Of course, many of these 354 churches work together and support each other. But some don’t. When churches are in opposition to each other, it is usually because of a doctrinal difference. It may be something as petty as the style of worship music, or it may be something much more significant, such as the authority of scripture.

The World is Watching

The causes, however, are not as important as the fact that division does exist within the church. Even more significant is the fact that this division is noticeable by those OUTSIDE the church.


If our job is to make disciples of all nations, how good of a job do you suppose we’re doing if we’re going to war with each other? Why would anyone want to be part of a movement that is divided against itself?


As it turns out folks outside the church are seeking Truth the same as we are. Some even acknowledge Jesus on a logical level, but don’t want to be part of a home church because of all the drama and division.


Even the simple fact that there are 354 churches to choose from in my area is overwhelming.

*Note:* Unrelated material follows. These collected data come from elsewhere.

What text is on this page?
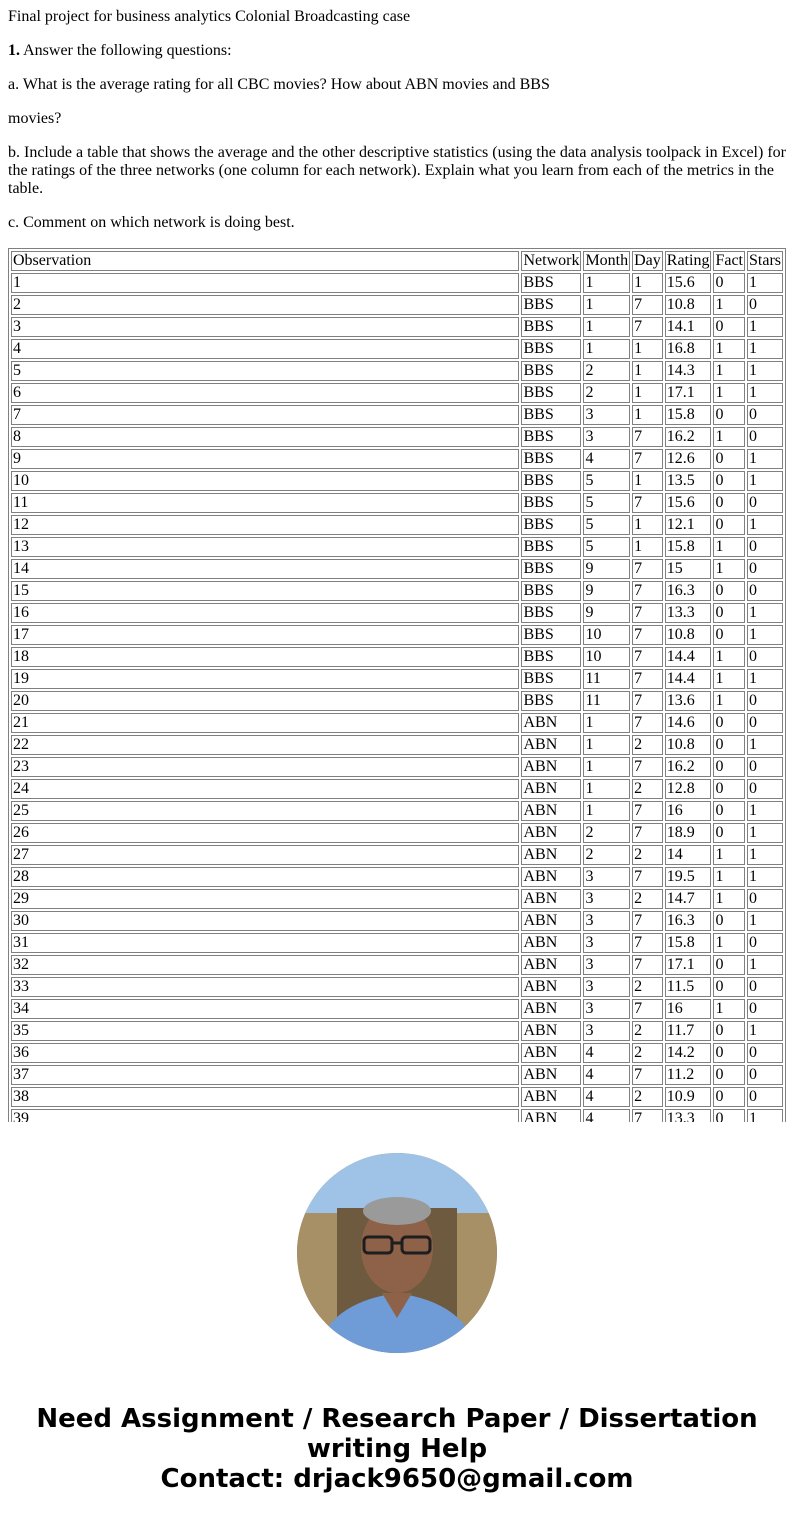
Final project for business analytics Colonial Broadcasting case

1. Answer the following questions:

a. What is the average rating for all CBC movies? How about ABN movies and BBS

movies?

b. Include a table that shows the average and the other descriptive statistics (using the data analysis toolpack in Excel) for the ratings of the three networks (one column for each network). Explain what you learn from each of the metrics in the table.

c. Comment on which network is doing best.

Observation	Network	Month	Day	Rating	Fact	Stars
1	BBS	1	1	15.6	0	1
2	BBS	1	7	10.8	1	0
3	BBS	1	7	14.1	0	1
4	BBS	1	1	16.8	1	1
5	BBS	2	1	14.3	1	1
6	BBS	2	1	17.1	1	1
7	BBS	3	1	15.8	0	0
8	BBS	3	7	16.2	1	0
9	BBS	4	7	12.6	0	1
10	BBS	5	1	13.5	0	1
11	BBS	5	7	15.6	0	0
12	BBS	5	1	12.1	0	1
13	BBS	5	1	15.8	1	0
14	BBS	9	7	15	1	0
15	BBS	9	7	16.3	0	0
16	BBS	9	7	13.3	0	1
17	BBS	10	7	10.8	0	1
18	BBS	10	7	14.4	1	0
19	BBS	11	7	14.4	1	1
20	BBS	11	7	13.6	1	0
21	ABN	1	7	14.6	0	0
22	ABN	1	2	10.8	0	1
23	ABN	1	7	16.2	0	0
24	ABN	1	2	12.8	0	0
25	ABN	1	7	16	0	1
26	ABN	2	7	18.9	0	1
27	ABN	2	2	14	1	1
28	ABN	3	7	19.5	1	1
29	ABN	3	2	14.7	1	0
30	ABN	3	7	16.3	0	1
31	ABN	3	7	15.8	1	0
32	ABN	3	7	17.1	0	1
33	ABN	3	2	11.5	0	0
34	ABN	3	7	16	1	0
35	ABN	3	2	11.7	0	1
36	ABN	4	2	14.2	0	0
37	ABN	4	7	11.2	0	0
38	ABN	4	2	10.9	0	0
39	ABN	4	7	13.3	0	1
Need Assignment / Research Paper / Dissertation
writing Help
Contact: drjack9650@gmail.com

It would take almost seven years to visit them all. Can you imagine going to the store for one item and having 354 assorted brands of it from which to choose. I’d stay home too.


Now of course, as Christians, we know that the Holy Spirit will lead us to where we need to be. However, non-Christians DON’T know that.

Logic and Reason

We must remember that agnostics are creatures of logic and reason. They need to see to believe. Because they have not received the Holy Spirit, they cannot follow His leading. The only thing they have to go on is what they see.


Which is us. And our division. Logic dictates that Truth and division cannot co-exist. Truth cannot be divided on itself just as Christ cannot be divided. If a person comes seeking Truth from a logical standpoint, they are also seeking unity. Where they do not find unity, they assume they have not found Truth.


So, they leave. They do not become disciples.


And we have failed in our primary mission.